One “threshold” Methow experience that has always stood out for us is our first hike to the Goat Peak fire lookout and our introduction to “Lightning Bill” Austin, the U.S. Forest Service employee who manned the tower for 19 summers.

Bill has become well known — in the valley, in the region, in the nation and beyond — for his friendly greetings, invitations to tour the tower, folksy poetry and genuine love for the job.

When we first met him, Bill had a dog named Turk — now long gone — and he took Polaroid photos of visitors to paste into a collection of albums he kept in the tower. If you knew when you had been there before, you could look yourself up in the albums (we did). Later on, Bill began taking digital photos and posting them on his Facebook page — still an accessible documentation of your visit.

We made it back up to the Goat Peak tower last summer, and had another nice chat with Bill — who was learning to play a backpack-sized acoustic guitar and composing songs. He had two dogs staying with him. He took our picture. Many other friends and relatives also have had “Bill encounters” at our urging.

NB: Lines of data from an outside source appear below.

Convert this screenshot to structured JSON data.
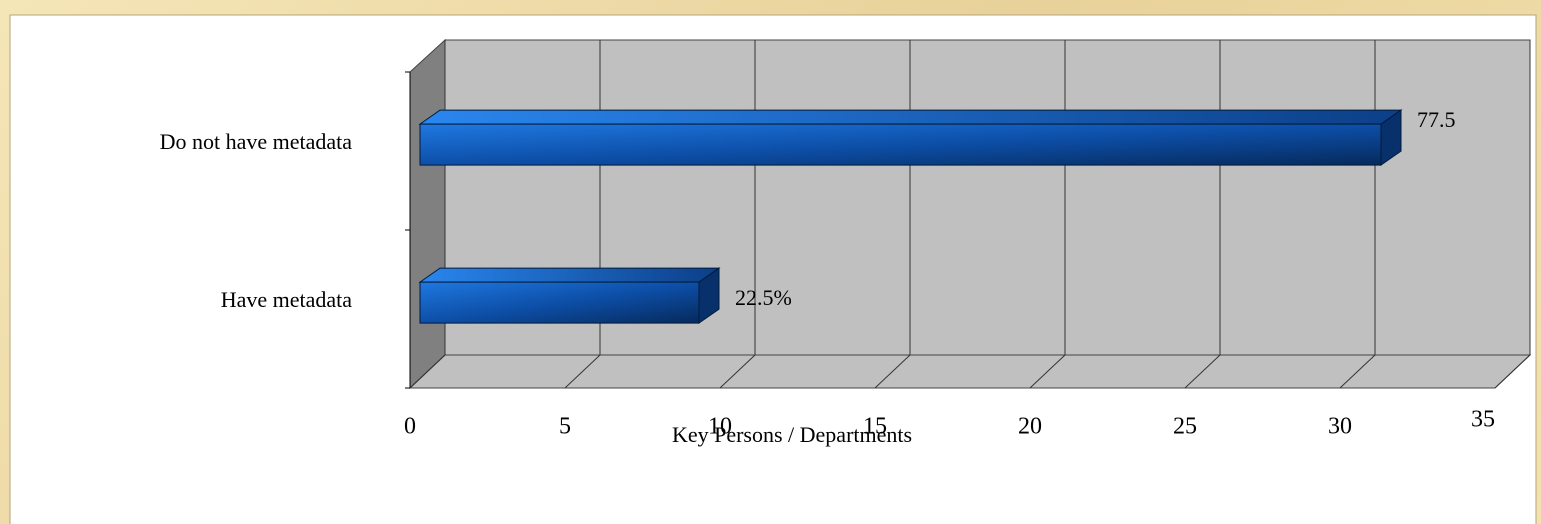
{
  "chart_data": {
    "type": "bar",
    "orientation": "horizontal",
    "three_d": true,
    "categories": [
      "Do not have metadata",
      "Have metadata"
    ],
    "values": [
      31,
      9
    ],
    "annotations": [
      "77.5",
      "22.5%"
    ],
    "color": "#1560c0",
    "xlabel": "Key Persons / Departments",
    "xlim": [
      0,
      35
    ],
    "xticks": [
      0,
      5,
      10,
      15,
      20,
      25,
      30,
      35
    ],
    "grid": true
  }
}
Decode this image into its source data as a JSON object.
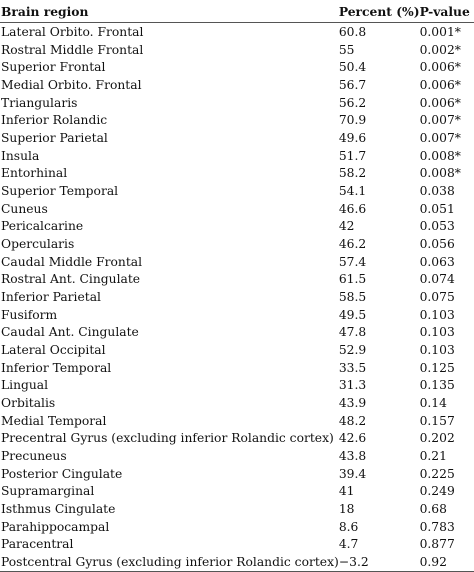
{
  "headers": {
    "region": "Brain region",
    "percent": "Percent (%)",
    "pvalue": "P-value"
  },
  "rows": [
    {
      "region": "Lateral Orbito. Frontal",
      "percent": "60.8",
      "pvalue": "0.001*"
    },
    {
      "region": "Rostral Middle Frontal",
      "percent": "55",
      "pvalue": "0.002*"
    },
    {
      "region": "Superior Frontal",
      "percent": "50.4",
      "pvalue": "0.006*"
    },
    {
      "region": "Medial Orbito. Frontal",
      "percent": "56.7",
      "pvalue": "0.006*"
    },
    {
      "region": "Triangularis",
      "percent": "56.2",
      "pvalue": "0.006*"
    },
    {
      "region": "Inferior Rolandic",
      "percent": "70.9",
      "pvalue": "0.007*"
    },
    {
      "region": "Superior Parietal",
      "percent": "49.6",
      "pvalue": "0.007*"
    },
    {
      "region": "Insula",
      "percent": "51.7",
      "pvalue": "0.008*"
    },
    {
      "region": "Entorhinal",
      "percent": "58.2",
      "pvalue": "0.008*"
    },
    {
      "region": "Superior Temporal",
      "percent": "54.1",
      "pvalue": "0.038"
    },
    {
      "region": "Cuneus",
      "percent": "46.6",
      "pvalue": "0.051"
    },
    {
      "region": "Pericalcarine",
      "percent": "42",
      "pvalue": "0.053"
    },
    {
      "region": "Opercularis",
      "percent": "46.2",
      "pvalue": "0.056"
    },
    {
      "region": "Caudal Middle Frontal",
      "percent": "57.4",
      "pvalue": "0.063"
    },
    {
      "region": "Rostral Ant. Cingulate",
      "percent": "61.5",
      "pvalue": "0.074"
    },
    {
      "region": "Inferior Parietal",
      "percent": "58.5",
      "pvalue": "0.075"
    },
    {
      "region": "Fusiform",
      "percent": "49.5",
      "pvalue": "0.103"
    },
    {
      "region": "Caudal Ant. Cingulate",
      "percent": "47.8",
      "pvalue": "0.103"
    },
    {
      "region": "Lateral Occipital",
      "percent": "52.9",
      "pvalue": "0.103"
    },
    {
      "region": "Inferior Temporal",
      "percent": "33.5",
      "pvalue": "0.125"
    },
    {
      "region": "Lingual",
      "percent": "31.3",
      "pvalue": "0.135"
    },
    {
      "region": "Orbitalis",
      "percent": "43.9",
      "pvalue": "0.14"
    },
    {
      "region": "Medial Temporal",
      "percent": "48.2",
      "pvalue": "0.157"
    },
    {
      "region": "Precentral Gyrus (excluding inferior Rolandic cortex)",
      "percent": "42.6",
      "pvalue": "0.202"
    },
    {
      "region": "Precuneus",
      "percent": "43.8",
      "pvalue": "0.21"
    },
    {
      "region": "Posterior Cingulate",
      "percent": "39.4",
      "pvalue": "0.225"
    },
    {
      "region": "Supramarginal",
      "percent": "41",
      "pvalue": "0.249"
    },
    {
      "region": "Isthmus Cingulate",
      "percent": "18",
      "pvalue": "0.68"
    },
    {
      "region": "Parahippocampal",
      "percent": "8.6",
      "pvalue": "0.783"
    },
    {
      "region": "Paracentral",
      "percent": "4.7",
      "pvalue": "0.877"
    },
    {
      "region": "Postcentral Gyrus (excluding inferior Rolandic cortex)",
      "percent": "−3.2",
      "pvalue": "0.92"
    }
  ]
}
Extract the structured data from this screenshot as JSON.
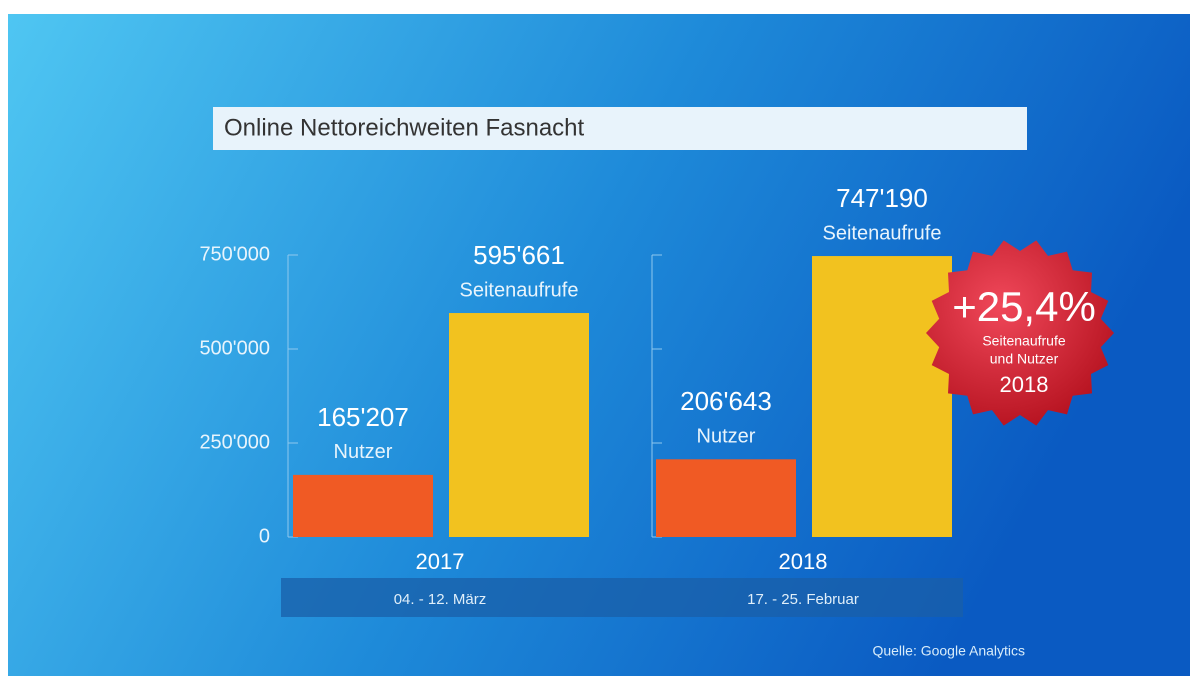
{
  "chart_data": {
    "type": "bar",
    "title": "Online Nettoreichweiten Fasnacht",
    "categories": [
      "2017",
      "2018"
    ],
    "category_dates": [
      "04. - 12. März",
      "17. - 25. Februar"
    ],
    "series": [
      {
        "name": "Nutzer",
        "color": "#f05a24",
        "values": [
          165207,
          206643
        ],
        "value_labels": [
          "165'207",
          "206'643"
        ]
      },
      {
        "name": "Seitenaufrufe",
        "color": "#f2c21f",
        "values": [
          595661,
          747190
        ],
        "value_labels": [
          "595'661",
          "747'190"
        ]
      }
    ],
    "ylim": [
      0,
      750000
    ],
    "yticks": [
      0,
      {
        "value": 250000,
        "label": "250'000"
      },
      {
        "value": 500000,
        "label": "500'000"
      },
      {
        "value": 750000,
        "label": "750'000"
      }
    ],
    "annotation": {
      "lines": [
        "+25,4%",
        "Seitenaufrufe",
        "und Nutzer",
        "2018"
      ]
    },
    "source": "Quelle: Google Analytics"
  }
}
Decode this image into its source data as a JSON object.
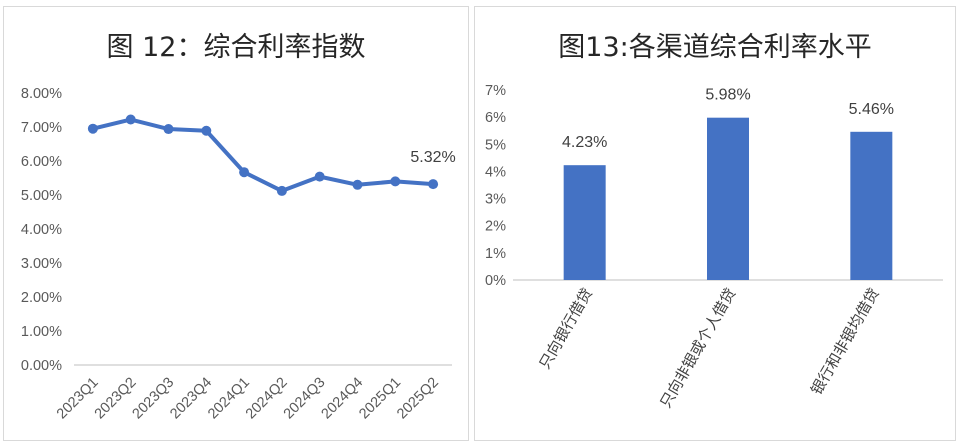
{
  "charts": [
    {
      "type": "line",
      "title": "图 12：综合利率指数",
      "categories": [
        "2023Q1",
        "2023Q2",
        "2023Q3",
        "2023Q4",
        "2024Q1",
        "2024Q2",
        "2024Q3",
        "2024Q4",
        "2025Q1",
        "2025Q2"
      ],
      "values": [
        6.95,
        7.22,
        6.94,
        6.89,
        5.67,
        5.12,
        5.54,
        5.3,
        5.4,
        5.32
      ],
      "ylim": [
        0,
        8
      ],
      "yticks": [
        "0.00%",
        "1.00%",
        "2.00%",
        "3.00%",
        "4.00%",
        "5.00%",
        "6.00%",
        "7.00%",
        "8.00%"
      ],
      "data_label": "5.32%",
      "color": "#4472c4",
      "grid": false
    },
    {
      "type": "bar",
      "title": "图13:各渠道综合利率水平",
      "categories": [
        "只向银行借贷",
        "只向非银或个人借贷",
        "银行和非银均借贷"
      ],
      "values": [
        4.23,
        5.98,
        5.46
      ],
      "data_labels": [
        "4.23%",
        "5.98%",
        "5.46%"
      ],
      "ylim": [
        0,
        7
      ],
      "yticks": [
        "0%",
        "1%",
        "2%",
        "3%",
        "4%",
        "5%",
        "6%",
        "7%"
      ],
      "color": "#4472c4",
      "grid": false
    }
  ],
  "chart_data": [
    {
      "type": "line",
      "title": "图 12：综合利率指数",
      "x": [
        "2023Q1",
        "2023Q2",
        "2023Q3",
        "2023Q4",
        "2024Q1",
        "2024Q2",
        "2024Q3",
        "2024Q4",
        "2025Q1",
        "2025Q2"
      ],
      "y": [
        6.95,
        7.22,
        6.94,
        6.89,
        5.67,
        5.12,
        5.54,
        5.3,
        5.4,
        5.32
      ],
      "ylim": [
        0,
        8
      ]
    },
    {
      "type": "bar",
      "title": "图13:各渠道综合利率水平",
      "categories": [
        "只向银行借贷",
        "只向非银或个人借贷",
        "银行和非银均借贷"
      ],
      "values": [
        4.23,
        5.98,
        5.46
      ],
      "ylim": [
        0,
        7
      ]
    }
  ]
}
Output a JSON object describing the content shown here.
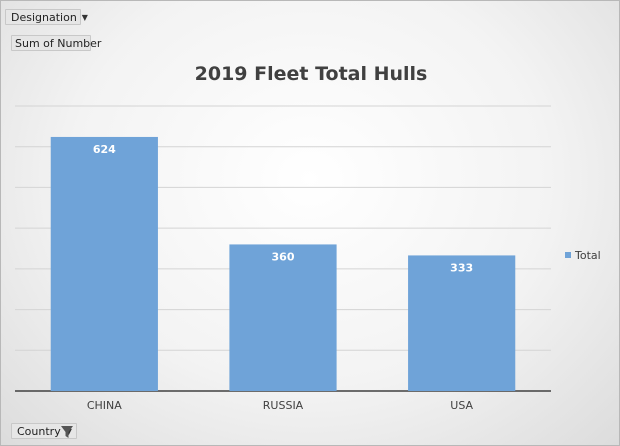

The past few years, Bill’s status at Goat Peak has become increasingly uncertain as the Forest Service has faced budget cuts that required cutbacks at its lookouts, and has developed more sophisticated ways to spot fires other than through binoculars from a tower. Last summer, Bill was the last lookout in the Methow.

He still is, but this summer Bill is moving to the Leecher Mountain lookout. Hikers may find volunteer greeters at the Goat Peak lookout, but not Lightning Bill.

I guess you could call it the end of an era (or maybe the beginning of another — someone is going to meet Bill for the first time this summer). Mostly it is just the inevitable changing of the times — and another “remember when” for our collection of Methow memories.